Originally Posted by geala
Your critisism has some merits, I also have problems with being immediately in the middle of everything or the saviour of the world. For example I never could accept being the person in PoE2 (I did not play PoE1) and following a weird god while exploring a Caribbean holiday area. Or being the Dragonborn in Skyrim or a searching farther in Fallout 4.

You should play PoE1 then. Not only is it a great game but it starts off from a very grounded place and the stakes never get to world-threatening level. Plus if you play it it becomes way easier to see why come 2 you're the one who gets tasked with chasing Eothas.

In general with regard to the story of the game I agree with Turnip though. The game goes to hard too soon. It would have been better to start with a slower burn, more mystery. Instead it throws so much at us right away that it makes it hard to fully buy into the low key stuff happening in the beginning of act 1. I think the problem with showing the big stuff at the start is that our PC is the one experiencing it. I think it could have worked if we were seeing purely from another character's perspective. It's like Star Wars, the first one. We open with a pretty frenetic and action-packed openning that presents how big the ultimate conflict of the universe is, but then we move to the perspective of a simple farmboy who doesn't really know about all that.

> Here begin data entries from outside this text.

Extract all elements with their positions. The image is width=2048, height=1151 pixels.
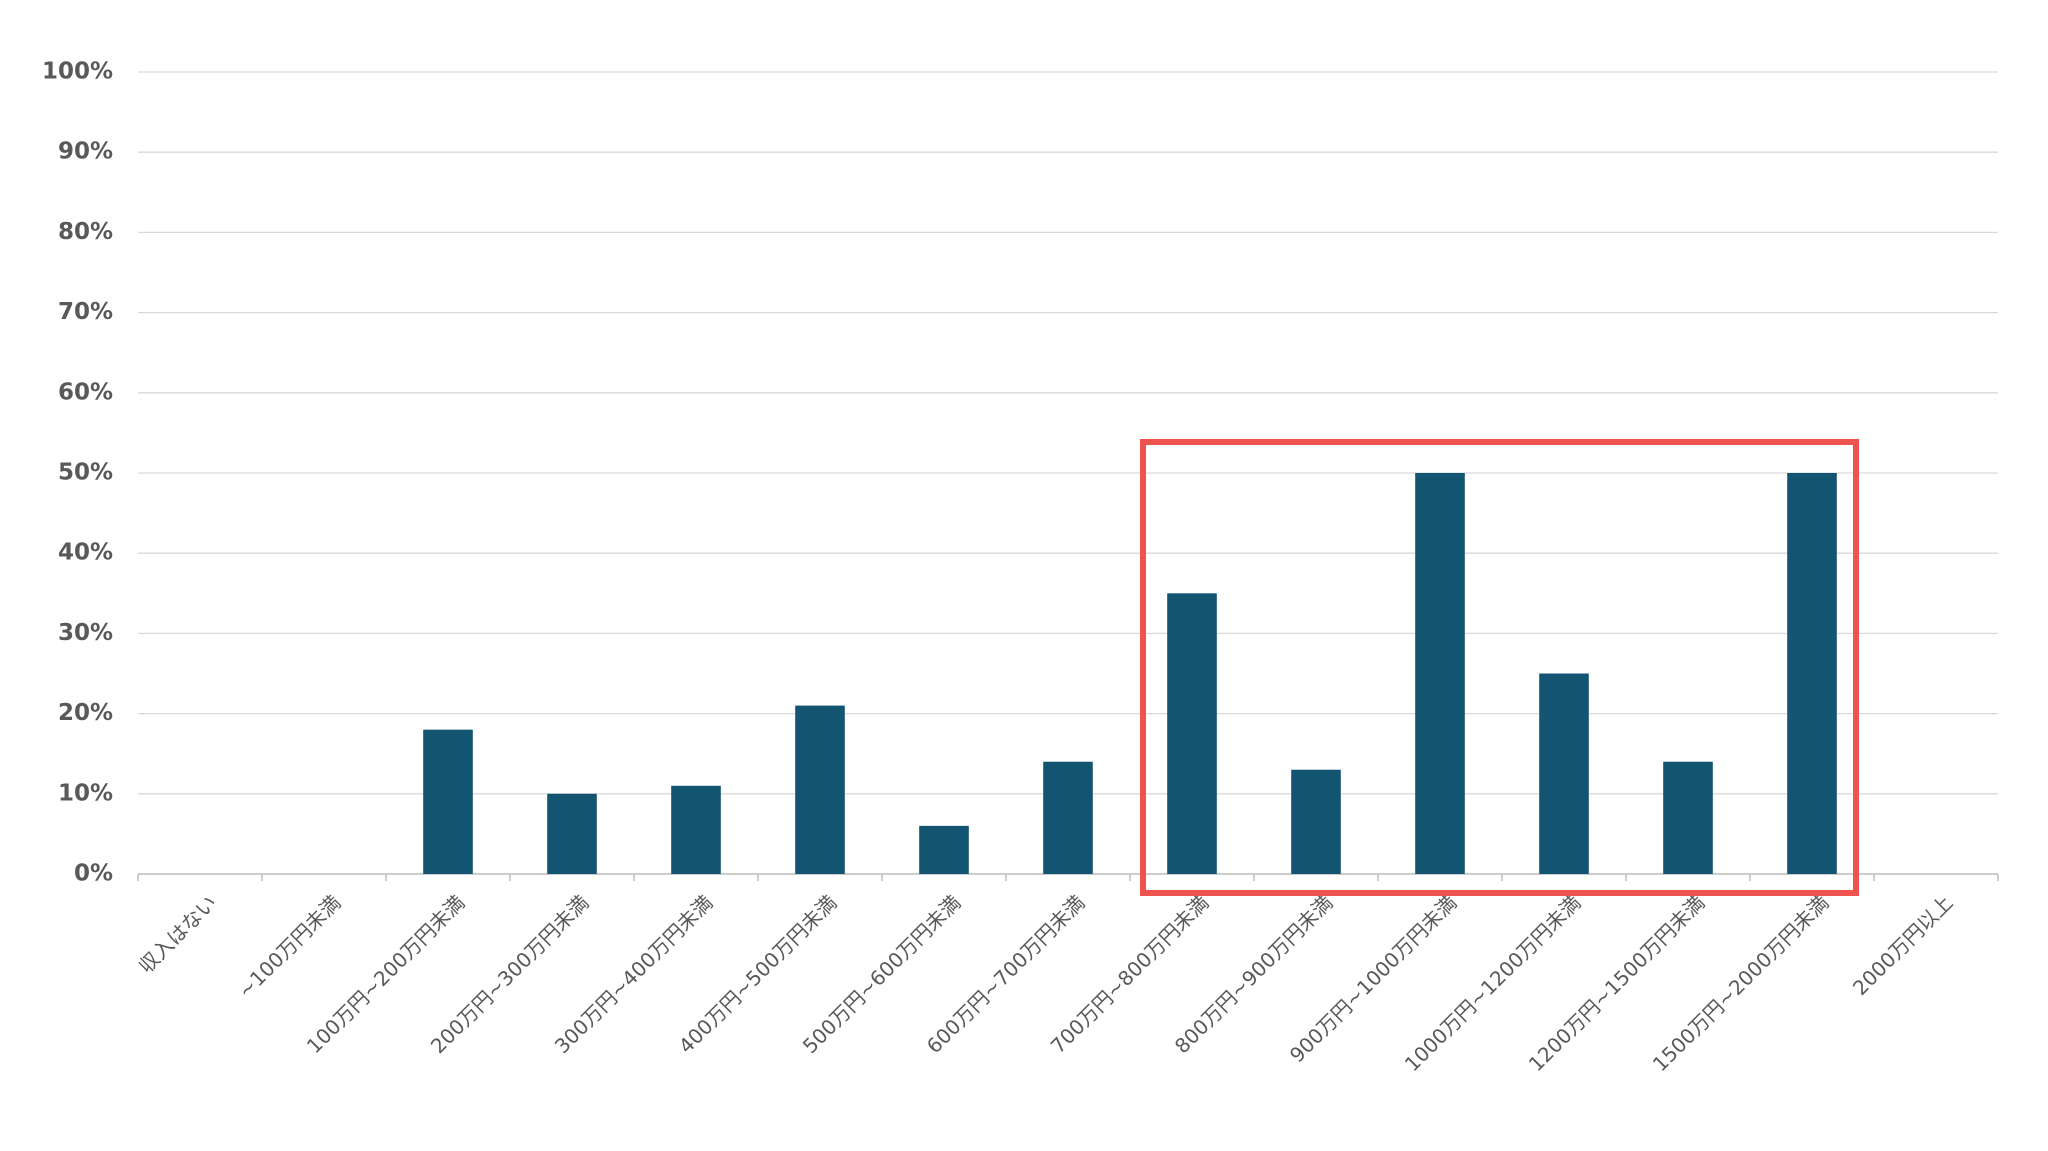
y-tick-label: 90% — [58, 139, 113, 165]
bar — [671, 785, 721, 874]
bar — [795, 705, 845, 874]
x-tick-label: 収入はない — [134, 890, 222, 978]
y-tick-label: 70% — [58, 299, 113, 325]
x-tick-label: 2000万円以上 — [1848, 890, 1958, 1000]
highlight-box — [1140, 439, 1859, 896]
y-tick-label: 10% — [58, 780, 113, 806]
y-tick-label: 50% — [58, 460, 113, 486]
y-tick-label: 60% — [58, 379, 113, 405]
y-tick-label: 100% — [42, 59, 113, 85]
bar — [1167, 593, 1217, 874]
bar — [423, 729, 473, 874]
bar — [1043, 761, 1093, 874]
y-tick-label: 80% — [58, 219, 113, 245]
y-tick-label: 40% — [58, 540, 113, 566]
bar — [919, 825, 969, 874]
y-tick-label: 30% — [58, 620, 113, 646]
x-tick-label: ~100万円未満 — [233, 890, 345, 1002]
y-tick-label: 0% — [74, 861, 113, 887]
bar — [1415, 473, 1465, 874]
bar — [547, 793, 597, 874]
bar — [1663, 761, 1713, 874]
bar — [1539, 673, 1589, 874]
bar — [1291, 769, 1341, 874]
y-tick-label: 20% — [58, 700, 113, 726]
bar — [1787, 473, 1837, 874]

We the audience know what's out there, but our viewpoint character doesn't, which helps to keep them grounded and allows us to feel the impact of their escalation while also letting us the audience feel excited for when they experience the larger world we know is waiting for them. It creates a dramatic tension. BG3 doesn't build that tension because our character has already experienced it, and we don't even get to express our feelings about it all that much. We get to talk about the tadpole somewhat, but our character went to Hell, that should ellicit some reaction.